Debt-deflation is the process by which, in a period of falling prices, interest on debt takes an increasing share of declining income and so reduces the amount of money available for consumption.
The Gold Standard fixed exchange rates by the amount of gold in their currencies. As a result, it was not possible to vary exchange rates to solve a balance of payments (the difference between payments into and out of a country) deficit, and instead costs were driven down and competitiveness restored by deflationary policies.
The International Monetary Fund is an organisation created in 1944 which now concentrates on structural reform of developing economies and resolving crises caused by debt.
Macroeconomics refers to the behaviour and performance of the economy as a whole, by considering general economic factors such as the price level, productivity and interest rates.

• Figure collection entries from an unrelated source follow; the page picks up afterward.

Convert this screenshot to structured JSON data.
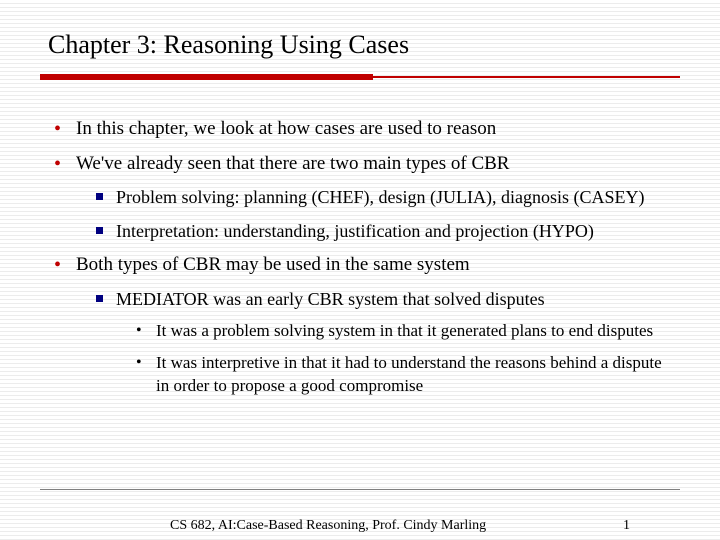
{
  "title": "Chapter 3: Reasoning Using Cases",
  "colors": {
    "accent": "#c00000",
    "bullet_square": "#000080",
    "text": "#000000",
    "footer_line": "#808080",
    "bg_stripe_light": "#ffffff",
    "bg_stripe_dark": "#ececec"
  },
  "divider": {
    "thick_width_pct": 52,
    "thin_start_pct": 52
  },
  "bullets": [
    {
      "text": "In this chapter, we look at how cases are used to reason"
    },
    {
      "text": "We've already seen that there are two main types of CBR",
      "children": [
        {
          "text": "Problem solving: planning (CHEF), design (JULIA), diagnosis (CASEY)"
        },
        {
          "text": "Interpretation: understanding, justification and projection (HYPO)"
        }
      ]
    },
    {
      "text": "Both types of CBR may be used in the same system",
      "children": [
        {
          "text": "MEDIATOR was an early CBR system that solved disputes",
          "children": [
            {
              "text": "It was a problem solving system in that it generated plans to end disputes"
            },
            {
              "text": "It was interpretive in that it had to understand the reasons behind a dispute in order to propose a good compromise"
            }
          ]
        }
      ]
    }
  ],
  "footer": {
    "text": "CS 682, AI:Case-Based Reasoning, Prof. Cindy Marling",
    "page": "1"
  }
}
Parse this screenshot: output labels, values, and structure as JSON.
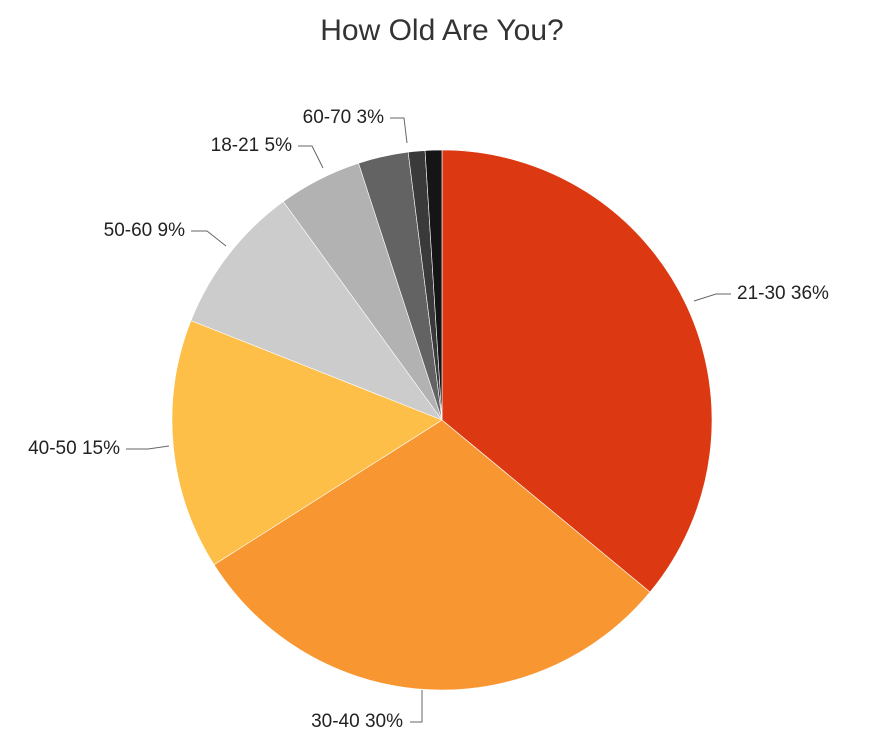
{
  "chart_data": {
    "type": "pie",
    "title": "How Old Are You?",
    "categories": [
      "21-30",
      "30-40",
      "40-50",
      "50-60",
      "18-21",
      "60-70",
      null,
      null
    ],
    "values": [
      36,
      30,
      15,
      9,
      5,
      3,
      1,
      1
    ],
    "value_labels": [
      "36%",
      "30%",
      "15%",
      "9%",
      "5%",
      "3%",
      null,
      null
    ],
    "colors": [
      "#dc3912",
      "#f89731",
      "#fdbf47",
      "#cccccc",
      "#b2b2b2",
      "#636363",
      "#3a3a3a",
      "#151515"
    ]
  }
}
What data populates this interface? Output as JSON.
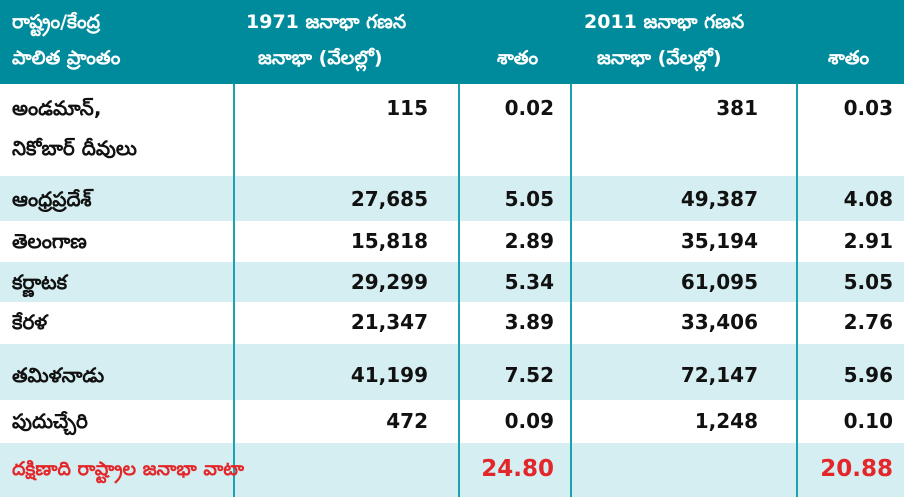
{
  "header": {
    "col1_line1": "రాష్ట్రం/కేంద్ర",
    "col1_line2": "పాలిత ప్రాంతం",
    "col2_line1": "1971 జనాభా గణన",
    "col2_line2": "జనాభా (వేలల్లో)",
    "col3": "శాతం",
    "col4_line1": "2011 జనాభా గణన",
    "col4_line2": "జనాభా (వేలల్లో)",
    "col5": "శాతం"
  },
  "rows": [
    {
      "name": "అండమాన్,",
      "name2": "నికోబార్ దీవులు",
      "pop1971": "115",
      "pct1971": "0.02",
      "pop2011": "381",
      "pct2011": "0.03"
    },
    {
      "name": "ఆంధ్రప్రదేశ్",
      "pop1971": "27,685",
      "pct1971": "5.05",
      "pop2011": "49,387",
      "pct2011": "4.08"
    },
    {
      "name": "తెలంగాణ",
      "pop1971": "15,818",
      "pct1971": "2.89",
      "pop2011": "35,194",
      "pct2011": "2.91"
    },
    {
      "name": "కర్ణాటక",
      "pop1971": "29,299",
      "pct1971": "5.34",
      "pop2011": "61,095",
      "pct2011": "5.05"
    },
    {
      "name": "కేరళ",
      "pop1971": "21,347",
      "pct1971": "3.89",
      "pop2011": "33,406",
      "pct2011": "2.76"
    },
    {
      "name": "తమిళనాడు",
      "pop1971": "41,199",
      "pct1971": "7.52",
      "pop2011": "72,147",
      "pct2011": "5.96"
    },
    {
      "name": "పుదుచ్చేరి",
      "pop1971": "472",
      "pct1971": "0.09",
      "pop2011": "1,248",
      "pct2011": "0.10"
    }
  ],
  "total": {
    "label": "దక్షిణాది రాష్ట్రాల జనాభా వాటా",
    "pct1971": "24.80",
    "pct2011": "20.88"
  },
  "colors": {
    "header_bg": "#008b9c",
    "row_alt_bg": "#d4eef1",
    "total_text": "#e3262a"
  }
}
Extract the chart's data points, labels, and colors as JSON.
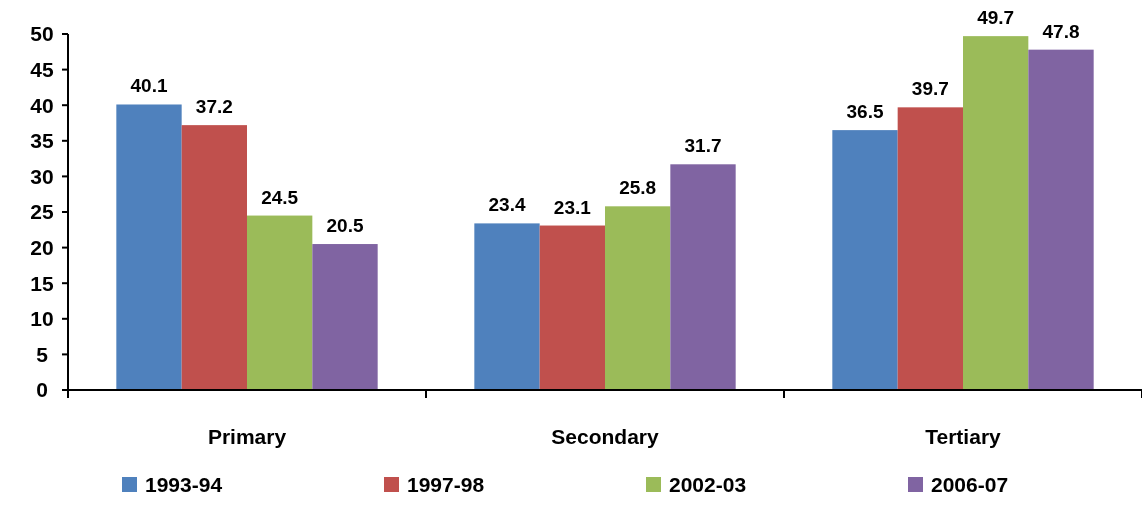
{
  "chart_data": {
    "type": "bar",
    "categories": [
      "Primary",
      "Secondary",
      "Tertiary"
    ],
    "series": [
      {
        "name": "1993-94",
        "color": "#4f81bd",
        "values": [
          40.1,
          23.4,
          36.5
        ]
      },
      {
        "name": "1997-98",
        "color": "#c0504d",
        "values": [
          37.2,
          23.1,
          39.7
        ]
      },
      {
        "name": "2002-03",
        "color": "#9bbb59",
        "values": [
          24.5,
          25.8,
          49.7
        ]
      },
      {
        "name": "2006-07",
        "color": "#8064a2",
        "values": [
          20.5,
          31.7,
          47.8
        ]
      }
    ],
    "ylim": [
      0,
      50
    ],
    "yticks": [
      0,
      5,
      10,
      15,
      20,
      25,
      30,
      35,
      40,
      45,
      50
    ],
    "data_labels": true,
    "legend": "bottom",
    "grid": false
  }
}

Monetary policy uses the supply of money and interest rates to influence economic activity. This is in contrast to fiscal policy which depends on changes in taxation or government spending.
Mutualisation of debt entails moving from a government bond that is the responsibility of a single member of the eurozone to make it the joint responsibility of all members.
Petrodollars are the dollars received by oil producers. Particularly after the increases in prices during the oil shocks of 1973 and 1979, and again after 2003, their earnings – the petrodollars – led to the growth of international financial flows through commercial banks.
Quantitative easing is the process by which a central bank purchases government bonds and other financial assets from private financial institutions. The institutions selling assets now have more money and the cost of borrowing is reduced. Individuals and businesses can borrow more, so boosting spending and increasing employment – though it is also possible that, when this process was employed, money went into buying equities, so boosting the gains of richer people.
Reflation refers to the use of policies that are employed to boost demand and increase the level of economic activity by increasing the money supply or reducing taxes, and so breaking the debt-deflation cycle.
Secular stagnation describes a long period of no or very slow growth in contrast to a short-term cyclical downturn. It assumes that the economy is trapped by a lack of demand and fails to achieve full employment.
Sovereign debt is the debt of national governments, with interest and repayment secured by taxation. If debt was too high, the country might default. This became a risk in 2010, above all in Greece.